L’accord agricole Maroc-UE susceptible d’être soulevé

La ratification par le Parlement européen, le 16 janvier, de l’accord agricole UE-Maroc, qui inclut les territoires du Sahara Occidental, est un sujet susceptible d’être soulevé. Dans une lettre du 18 janvier adressée au Conseil par le Polisario, l’accord commercial a été qualifié « d’obstacle majeur au processus dirigé par l’ONU », soulignant que le Maroc aurait « perdu tout pouvoir et toute incitation à s’engager de manière constructive dans le processus politique » (S / 2019/63). Le Polisario a indiqué qu’il s’apprêtait à contester l’accord devant la Cour européenne de justice, affirmant qu’il violait le droit international et européen, et a exhorté les membres du Conseil à encourager les pays de l’UE à reconsidérer leur décision. Les membres européens du Conseil devront toutefois noter qu’ils considèrent les questions de commerce séparément du statut politique du territoire et que les deux questions ne devraient pas être confondues.


Le Maroc et le Polisario ont également récemment échangé des accusations de provocation sur le terrain. La lettre du Polisario du 8 janvier mentionnait la « recrudescence des tensions » à Guerguerat et les « incursions d’éléments de l’armée marocaine dans la zone tampon ». Dans une lettre adressée le 10 janvier par le Maroc au Conseil (S / 2019/35), le Polisario avait commis plusieurs provocations selon lesquelles il violerait les engagements pris envers l’Envoyé personnel de ne pas retourner dans la zone tampon de Guerguerat, ni transférer aucune structure à l’est de la berm. Le Maroc a déclaré que ces actions montraient que le Polisario « visait à saboter » les efforts de l’ONU pour relancer le processus politique. Les membres du Conseil devraient être intéressés par l’évaluation de ces développements par Köhler.
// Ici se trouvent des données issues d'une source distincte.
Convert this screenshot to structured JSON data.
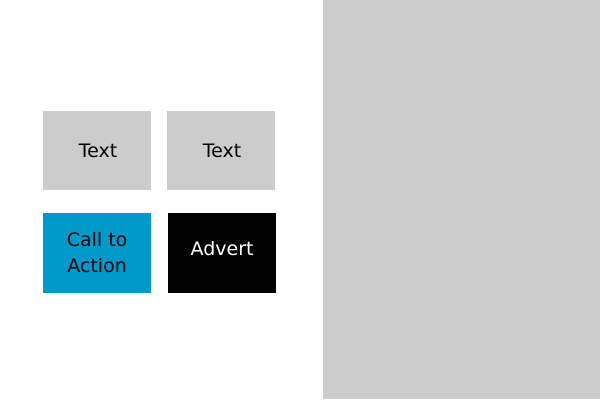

La réunion de demain comprendra de nouveaux membres du Conseil, dont les points de vue pourraient modifier la dynamique du Conseil. L’Afrique du Sud a toujours été un puissant allié du Polisario et les membres du Conseil pourraient être intéressés de voir à quel point l’Afrique du Sud est active dans ce dossier. Les membres ont semblé très favorables aux efforts de l’Envoyé personnel depuis son entrée en fonction en août 2017. Ses efforts ont pris un nouvel élan avec la décision du Conseil, poussée par les États-Unis en tant que pen-holder, de ne renouveler le mandat de la MINURSO que pour une période de six mois, à compter d’avril dernier et à la suite d’une longue interruption des négociations entre les parties.